Vitamin D is essential to the absorption of calcium from your food to your bones, which is one reason that it is added to milk. Maintaining an adequate amount of vitamin D helps reduce the risk of bone breaks, osteomalacia, osteoarthritis and osteoporosis.

Our bodies produce vitamin D naturally when we are in sunlight, but living in cold and cloudy areas and modern indoor lifestyles limit the amount of the vitamin we make, requiring many to turn to supplements. New research shows that eating some mushrooms may be just as good.

A study out of the Boston University School of Medicine compared eating mushrooms exposed to ultraviolet light to taking supplements of vitamin D2 or D3. Study participants ingested either the powered mushrooms or vitamin supplements once a day for 12 weeks during the winter, during which reseachers checked the blood levels of vitamin D metabolites.

By the end of the experiment all 30 study participants had comparable amounts of vitamin D byproducts in their bloodstream.

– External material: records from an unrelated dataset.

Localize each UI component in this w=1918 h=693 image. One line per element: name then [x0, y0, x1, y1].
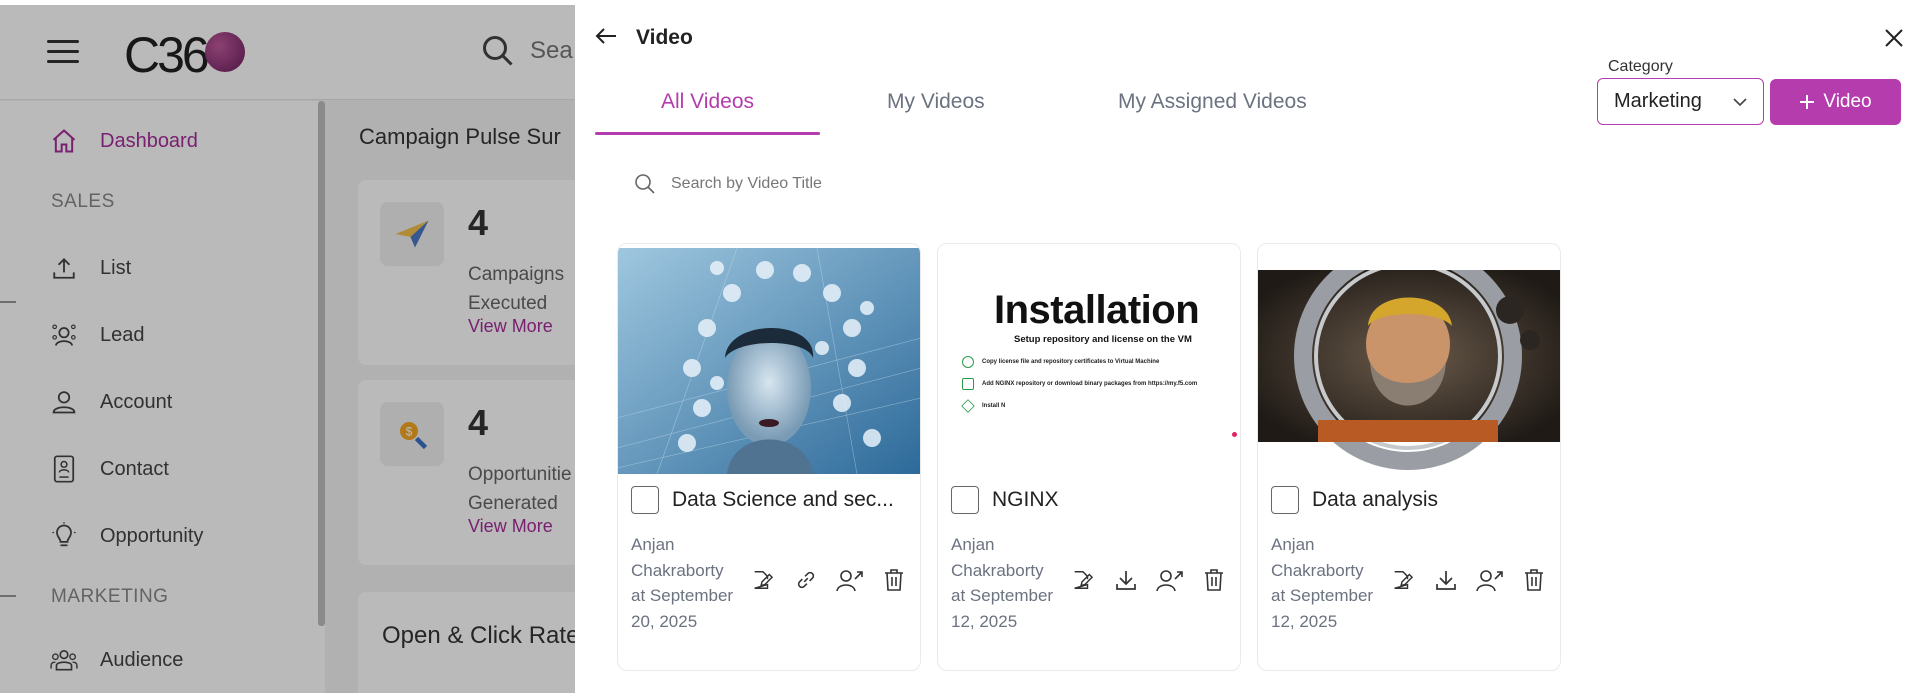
- delete-icon[interactable]: [880, 566, 908, 594]
- drawer-title: Video: [636, 26, 693, 49]
- video-date: at September 12, 2025: [951, 586, 1054, 631]
- video-date: at September 12, 2025: [1271, 586, 1374, 631]
- tab-my-assigned-videos[interactable]: My Assigned Videos: [1118, 90, 1307, 114]
- video-drawer: Video All Videos My Videos My Assigned V…: [575, 5, 1918, 693]
- video-card[interactable]: Data analysis Anjan Chakraborty at Septe…: [1257, 243, 1561, 671]
- category-label: Category: [1608, 58, 1673, 75]
- video-thumbnail[interactable]: Installation Setup repository and licens…: [938, 244, 1240, 474]
- tab-my-videos[interactable]: My Videos: [887, 90, 985, 114]
- delete-icon[interactable]: [1520, 566, 1548, 594]
- thumbnail-subheading: Setup repository and license on the VM: [1014, 334, 1192, 345]
- step-icon: [962, 356, 974, 368]
- edit-icon[interactable]: [1388, 566, 1416, 594]
- share-icon[interactable]: [1476, 566, 1504, 594]
- edit-icon[interactable]: [1068, 566, 1096, 594]
- step-icon: [961, 399, 975, 413]
- video-actions: [1388, 566, 1548, 594]
- step-icon: [962, 378, 974, 390]
- tab-all-videos[interactable]: All Videos: [661, 90, 754, 114]
- search-icon: [635, 174, 655, 194]
- video-search-input[interactable]: [671, 175, 1071, 193]
- edit-icon[interactable]: [748, 566, 776, 594]
- delete-icon[interactable]: [1200, 566, 1228, 594]
- video-title[interactable]: NGINX: [992, 488, 1059, 512]
- video-select-checkbox[interactable]: [951, 486, 979, 514]
- video-card[interactable]: Installation Setup repository and licens…: [937, 243, 1241, 671]
- video-title[interactable]: Data Science and sec...: [672, 488, 894, 512]
- add-video-button[interactable]: Video: [1770, 79, 1901, 125]
- video-select-checkbox[interactable]: [631, 486, 659, 514]
- video-meta: Anjan Chakraborty at September 12, 2025: [951, 532, 1061, 634]
- download-icon[interactable]: [1112, 566, 1140, 594]
- video-author: Anjan Chakraborty: [631, 535, 724, 580]
- category-select[interactable]: Marketing: [1597, 78, 1764, 125]
- video-title-row: NGINX: [951, 486, 1059, 514]
- video-author: Anjan Chakraborty: [1271, 535, 1364, 580]
- recording-dot: [1232, 432, 1237, 437]
- video-title-row: Data analysis: [1271, 486, 1438, 514]
- video-actions: [1068, 566, 1228, 594]
- share-icon[interactable]: [836, 566, 864, 594]
- share-icon[interactable]: [1156, 566, 1184, 594]
- chevron-down-icon: [1733, 98, 1747, 107]
- video-date: at September 20, 2025: [631, 586, 734, 631]
- thumbnail-heading: Installation: [994, 288, 1200, 332]
- download-icon[interactable]: [1432, 566, 1460, 594]
- video-search: [633, 172, 1071, 196]
- video-meta: Anjan Chakraborty at September 12, 2025: [1271, 532, 1381, 634]
- link-icon[interactable]: [792, 566, 820, 594]
- active-tab-indicator: [595, 132, 820, 135]
- thumbnail-step: Copy license file and repository certifi…: [962, 356, 1159, 368]
- video-title[interactable]: Data analysis: [1312, 488, 1438, 512]
- thumbnail-step: Install N: [961, 399, 1005, 413]
- video-actions: [748, 566, 908, 594]
- video-select-checkbox[interactable]: [1271, 486, 1299, 514]
- add-video-label: Video: [1823, 91, 1872, 112]
- video-thumbnail[interactable]: [617, 248, 921, 478]
- video-thumbnail[interactable]: [1258, 270, 1561, 500]
- plus-icon: [1800, 95, 1815, 109]
- category-value: Marketing: [1614, 90, 1702, 112]
- video-card[interactable]: Data Science and sec... Anjan Chakrabort…: [617, 243, 921, 671]
- video-meta: Anjan Chakraborty at September 20, 2025: [631, 532, 741, 634]
- close-icon[interactable]: [1879, 23, 1909, 53]
- video-author: Anjan Chakraborty: [951, 535, 1044, 580]
- thumbnail-step: Add NGINX repository or download binary …: [962, 378, 1197, 390]
- back-arrow-icon[interactable]: [591, 21, 621, 51]
- video-title-row: Data Science and sec...: [631, 486, 894, 514]
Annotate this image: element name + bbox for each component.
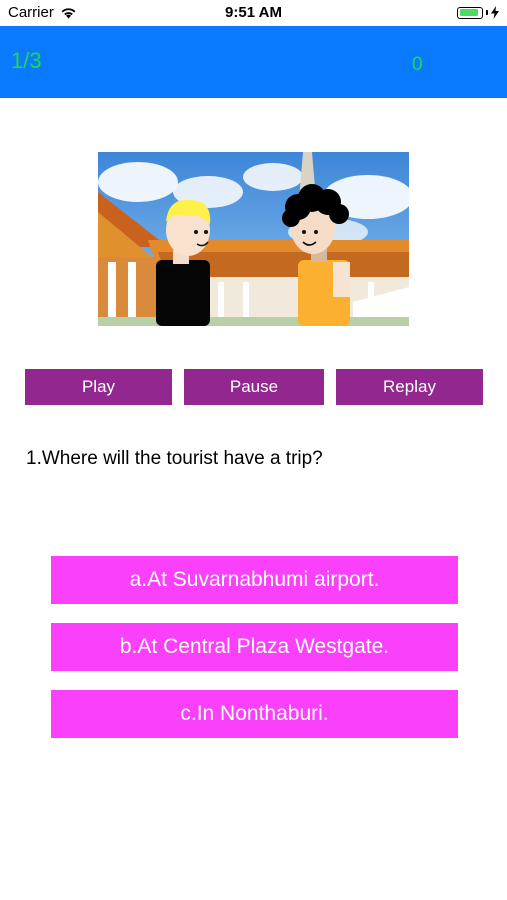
answer-c-button[interactable]: c.In Nonthaburi. <box>51 690 458 738</box>
scene-illustration <box>98 152 409 326</box>
score-counter: 0 <box>412 54 423 75</box>
battery-fill <box>459 9 478 16</box>
battery-tip <box>486 10 488 15</box>
status-bar: Carrier 9:51 AM <box>0 0 507 26</box>
temple-scene-image <box>98 152 409 326</box>
quiz-header: 1/3 0 <box>0 26 507 98</box>
answer-a-button[interactable]: a.At Suvarnabhumi airport. <box>51 556 458 604</box>
answer-b-button[interactable]: b.At Central Plaza Westgate. <box>51 623 458 671</box>
status-time: 9:51 AM <box>225 4 282 21</box>
status-right <box>457 6 499 19</box>
play-button[interactable]: Play <box>25 369 172 405</box>
question-progress: 1/3 <box>11 48 42 73</box>
question-text: 1.Where will the tourist have a trip? <box>26 448 323 469</box>
battery-icon <box>457 6 483 19</box>
pause-button[interactable]: Pause <box>184 369 324 405</box>
charging-bolt-icon <box>491 6 499 19</box>
replay-button[interactable]: Replay <box>336 369 483 405</box>
quiz-screen: Carrier 9:51 AM 1/3 0 Play Pause Replay … <box>0 0 507 900</box>
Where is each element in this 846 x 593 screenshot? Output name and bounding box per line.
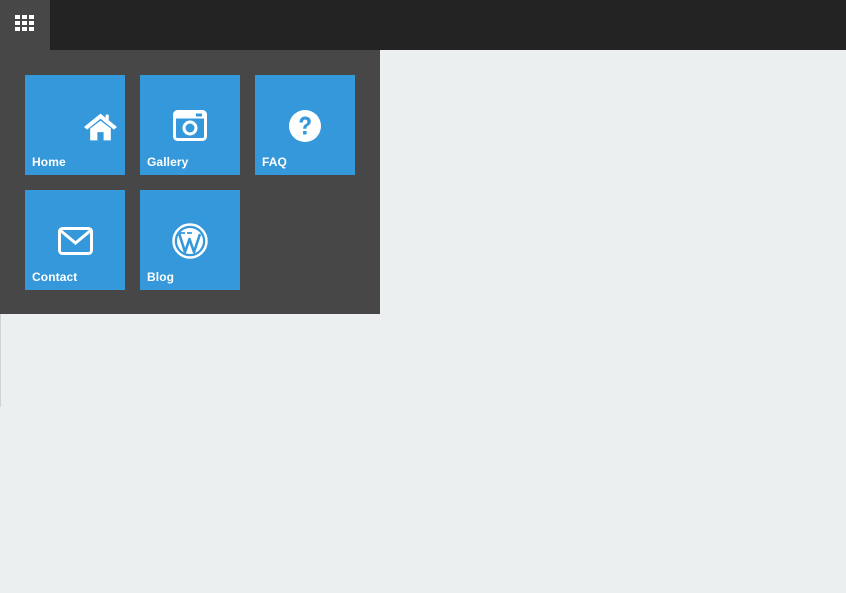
menu-toggle-button[interactable] — [0, 0, 50, 50]
tile-contact[interactable]: Contact — [25, 190, 125, 290]
tile-home[interactable]: Home — [25, 75, 125, 175]
tile-label: Gallery — [147, 155, 189, 169]
tile-gallery[interactable]: Gallery — [140, 75, 240, 175]
tile-blog[interactable]: Blog — [140, 190, 240, 290]
wordpress-icon — [172, 223, 208, 259]
envelope-icon — [58, 227, 93, 255]
tile-label: FAQ — [262, 155, 287, 169]
grid-icon — [15, 15, 34, 31]
camera-icon — [173, 110, 207, 141]
home-icon — [84, 113, 117, 141]
top-bar — [0, 0, 846, 50]
divider — [0, 314, 1, 407]
tile-menu-panel: Home Gallery FAQ Contact Blog — [0, 50, 380, 314]
tile-faq[interactable]: FAQ — [255, 75, 355, 175]
tile-label: Home — [32, 155, 66, 169]
tile-label: Contact — [32, 270, 78, 284]
tile-label: Blog — [147, 270, 175, 284]
question-icon — [289, 110, 321, 142]
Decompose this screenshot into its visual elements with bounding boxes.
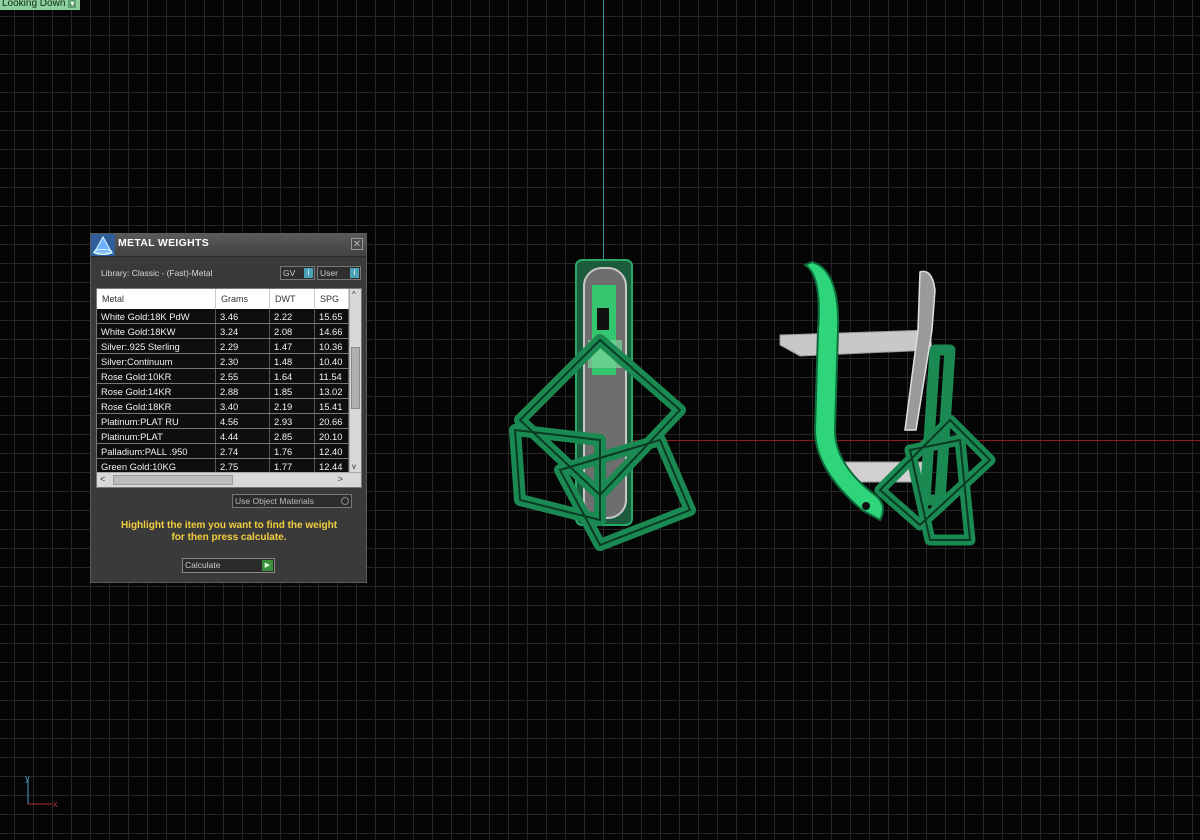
scroll-right-icon[interactable]: > bbox=[338, 474, 343, 484]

These results provide evidence that ingesting mushrooms which have been exposed to ultraviolet light and contain vitamin D2 are a good source of vitamin D that can improve the vitamin D status of healthy adults. Furthermore we found ingesting mushrooms containing vitamin D2 was as effective in raising and maintaining a healthy adult's vitamin D status as ingesting a supplement that contained either vitamin D2 or vitamin D3," said Dr. Michael F. Holick, PhD, MD, the principal investigator of the abstract who presented at the American Society for Biochemistry and Microbiology annual meeting.

The excerpt from the USDA National Nutrient Database shows the vitamin D values for multiple mushroom varieties. Courtesy

"These results confirm other studies that have demonstrated that ingesting vitamin D2 either from fortified orange juice, a supplement or a pharmaceutical formulation were all capable of increasing total circulating 25(OH) D concentrations for at least 3 months, and up to 6 years," Holick added.

Another poster at the conference showed that mushrooms make vitamin D2 in the same way that humans do, with sunlight or ultraviolet light exposure.

Vitamin D can help fight off infections like the flu by strengthen the immune system and reduces the risk of many common diseases including cancer, cardiovascular disease, depression and diabetes.

The research will shortly be published in the journal Dermato-Endocrinology.